The story that became His Robot Girlfriend consisted originally of some short flash fiction and the characters were not very well developed.  When I decided to turn it into a book, I completely rewrote it, adding an ending.  I had to turn some cardboard people into real characters.  In the case of Mike Smith, I just decided to make him– me.  He was a school teacher, about five years older than me, when I started, and instead of being happily married with two kids, he was a widower with two surviving children.  Personality-wise, language-wise, and description-wise, he’s about as close to me as I could get.  As i neared the end, I started feeling a little uncomfortable that he was so much like me, and I began working in little things that made him at least somewhat different.  In the end, physically at least, Mike changes quite a bit.  Patience really gets him into shape.  I just started at the gym two months ago (though I don’t have a Daffodil pushing me along), so this might be a case of life imitating art.

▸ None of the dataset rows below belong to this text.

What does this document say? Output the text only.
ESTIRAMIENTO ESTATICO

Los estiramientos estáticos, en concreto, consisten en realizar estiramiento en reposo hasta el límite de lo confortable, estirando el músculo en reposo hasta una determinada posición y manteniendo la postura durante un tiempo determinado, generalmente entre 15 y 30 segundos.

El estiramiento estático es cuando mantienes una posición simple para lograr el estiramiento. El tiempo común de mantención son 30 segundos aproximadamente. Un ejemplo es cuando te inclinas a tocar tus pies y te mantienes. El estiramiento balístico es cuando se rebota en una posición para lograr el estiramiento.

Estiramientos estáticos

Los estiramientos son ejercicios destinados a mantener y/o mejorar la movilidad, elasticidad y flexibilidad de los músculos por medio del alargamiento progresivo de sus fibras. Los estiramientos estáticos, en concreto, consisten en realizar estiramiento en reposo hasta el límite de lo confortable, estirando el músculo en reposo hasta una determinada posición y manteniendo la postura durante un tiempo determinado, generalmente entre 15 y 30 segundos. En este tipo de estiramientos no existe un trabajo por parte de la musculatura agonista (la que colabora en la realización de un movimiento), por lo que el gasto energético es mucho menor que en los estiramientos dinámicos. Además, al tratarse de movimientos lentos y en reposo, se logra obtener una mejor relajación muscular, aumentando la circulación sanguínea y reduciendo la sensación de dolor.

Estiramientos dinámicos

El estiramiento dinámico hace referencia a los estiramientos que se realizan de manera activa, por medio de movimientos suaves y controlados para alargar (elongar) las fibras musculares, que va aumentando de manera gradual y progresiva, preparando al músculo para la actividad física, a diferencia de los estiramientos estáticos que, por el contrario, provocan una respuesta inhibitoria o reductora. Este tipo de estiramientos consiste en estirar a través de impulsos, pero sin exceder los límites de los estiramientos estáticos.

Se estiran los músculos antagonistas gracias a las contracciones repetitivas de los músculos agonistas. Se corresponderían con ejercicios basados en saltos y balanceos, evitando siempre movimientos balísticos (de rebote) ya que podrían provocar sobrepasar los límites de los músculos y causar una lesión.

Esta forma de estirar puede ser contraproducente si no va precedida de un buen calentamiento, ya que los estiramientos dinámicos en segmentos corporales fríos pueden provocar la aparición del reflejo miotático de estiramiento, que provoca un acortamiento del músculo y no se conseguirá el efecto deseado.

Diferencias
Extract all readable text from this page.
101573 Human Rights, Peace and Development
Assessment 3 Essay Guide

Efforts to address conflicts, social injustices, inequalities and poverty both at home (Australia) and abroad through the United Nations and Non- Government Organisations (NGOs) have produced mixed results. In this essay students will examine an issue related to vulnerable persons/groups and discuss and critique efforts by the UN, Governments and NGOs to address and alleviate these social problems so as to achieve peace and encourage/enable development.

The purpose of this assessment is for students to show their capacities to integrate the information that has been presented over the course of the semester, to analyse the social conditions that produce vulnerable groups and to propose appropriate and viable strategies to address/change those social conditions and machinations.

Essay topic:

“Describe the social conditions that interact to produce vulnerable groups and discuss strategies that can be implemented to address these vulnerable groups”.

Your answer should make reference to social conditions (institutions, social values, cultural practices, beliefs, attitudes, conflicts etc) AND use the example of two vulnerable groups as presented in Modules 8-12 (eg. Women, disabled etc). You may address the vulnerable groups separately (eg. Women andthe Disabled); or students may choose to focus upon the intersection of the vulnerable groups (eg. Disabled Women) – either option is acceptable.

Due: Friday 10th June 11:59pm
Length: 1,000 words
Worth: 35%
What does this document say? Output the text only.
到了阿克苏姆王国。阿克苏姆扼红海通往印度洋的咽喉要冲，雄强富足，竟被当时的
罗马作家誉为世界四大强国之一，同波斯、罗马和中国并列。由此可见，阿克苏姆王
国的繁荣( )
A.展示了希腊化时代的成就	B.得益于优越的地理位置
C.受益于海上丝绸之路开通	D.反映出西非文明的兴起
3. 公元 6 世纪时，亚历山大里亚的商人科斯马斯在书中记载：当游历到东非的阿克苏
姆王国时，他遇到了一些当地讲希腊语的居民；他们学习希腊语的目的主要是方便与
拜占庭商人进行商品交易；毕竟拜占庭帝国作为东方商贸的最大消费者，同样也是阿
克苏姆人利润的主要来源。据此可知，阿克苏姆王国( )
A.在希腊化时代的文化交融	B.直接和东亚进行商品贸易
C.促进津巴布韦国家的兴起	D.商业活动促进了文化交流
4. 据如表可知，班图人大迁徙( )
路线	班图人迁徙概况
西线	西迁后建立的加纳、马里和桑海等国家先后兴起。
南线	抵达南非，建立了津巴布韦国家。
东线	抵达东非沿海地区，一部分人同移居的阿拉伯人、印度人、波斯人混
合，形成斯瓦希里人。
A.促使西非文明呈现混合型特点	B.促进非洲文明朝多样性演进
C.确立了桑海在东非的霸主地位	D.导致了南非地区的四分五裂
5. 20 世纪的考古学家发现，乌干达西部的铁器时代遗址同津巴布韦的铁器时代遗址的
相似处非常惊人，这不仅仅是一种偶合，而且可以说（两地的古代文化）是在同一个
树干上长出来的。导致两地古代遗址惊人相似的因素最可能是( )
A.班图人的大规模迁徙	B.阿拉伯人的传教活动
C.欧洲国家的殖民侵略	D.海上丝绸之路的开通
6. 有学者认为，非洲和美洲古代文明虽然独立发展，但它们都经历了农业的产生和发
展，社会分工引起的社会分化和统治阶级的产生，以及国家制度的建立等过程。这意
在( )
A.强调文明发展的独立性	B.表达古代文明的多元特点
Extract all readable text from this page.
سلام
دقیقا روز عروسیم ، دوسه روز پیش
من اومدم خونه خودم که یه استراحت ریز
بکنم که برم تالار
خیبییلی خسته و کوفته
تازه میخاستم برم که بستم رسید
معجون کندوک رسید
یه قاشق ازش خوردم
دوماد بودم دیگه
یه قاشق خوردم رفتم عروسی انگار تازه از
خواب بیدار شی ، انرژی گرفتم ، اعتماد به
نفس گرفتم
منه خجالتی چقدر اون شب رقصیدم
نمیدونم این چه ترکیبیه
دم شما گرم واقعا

Characters: Norar Remontar

Since Princess of Amathar is very much an homage to A Princess of Mars by Edgar Rice Burroughs, it’s no surprise that the warrior alien is very much inspired by Tars Tarkas.  Norar Remontar is a proud knight of the city of Amathar and befriends Alexander rather grudgingly.  But once befriended, he is true till the end.  I created the Amatharian names with an idea that they would be very difficult to say aloud– I’m not really sure why.

Characters: Senta Bly

The funny thing about Senta is that I never intended to write a book about her, let alone make her the main character in a series.  I originally wrote a description from her viewpoint that was supposed to showcase the setting of Brech City.  When I eventually plotted out the trilogy that would become books 1, 3, and 5 of the Senta and the Steel Dragon Series, she took on more and more importance.  When I added books 0, 2, and 4 to the mix, the entire story really became her story.

I’m looking forward to completing the series this summer and am already thinking about another six book series that features Senta later in life.  I won’t get started on that until at least next year, but I’m already feeling the bug to write it.

Senta is precocious and self-confident.  As she grows up she learns more and more magic and discovers that she is a powerful sorceress.  One of the most fun things about writing this series is that the characters are so inter-connected.  Senta has relationships of one sort or another with more than a hundred major and minor characters.  Hopefully this diversity makes her as much fun to read about as she is to write about.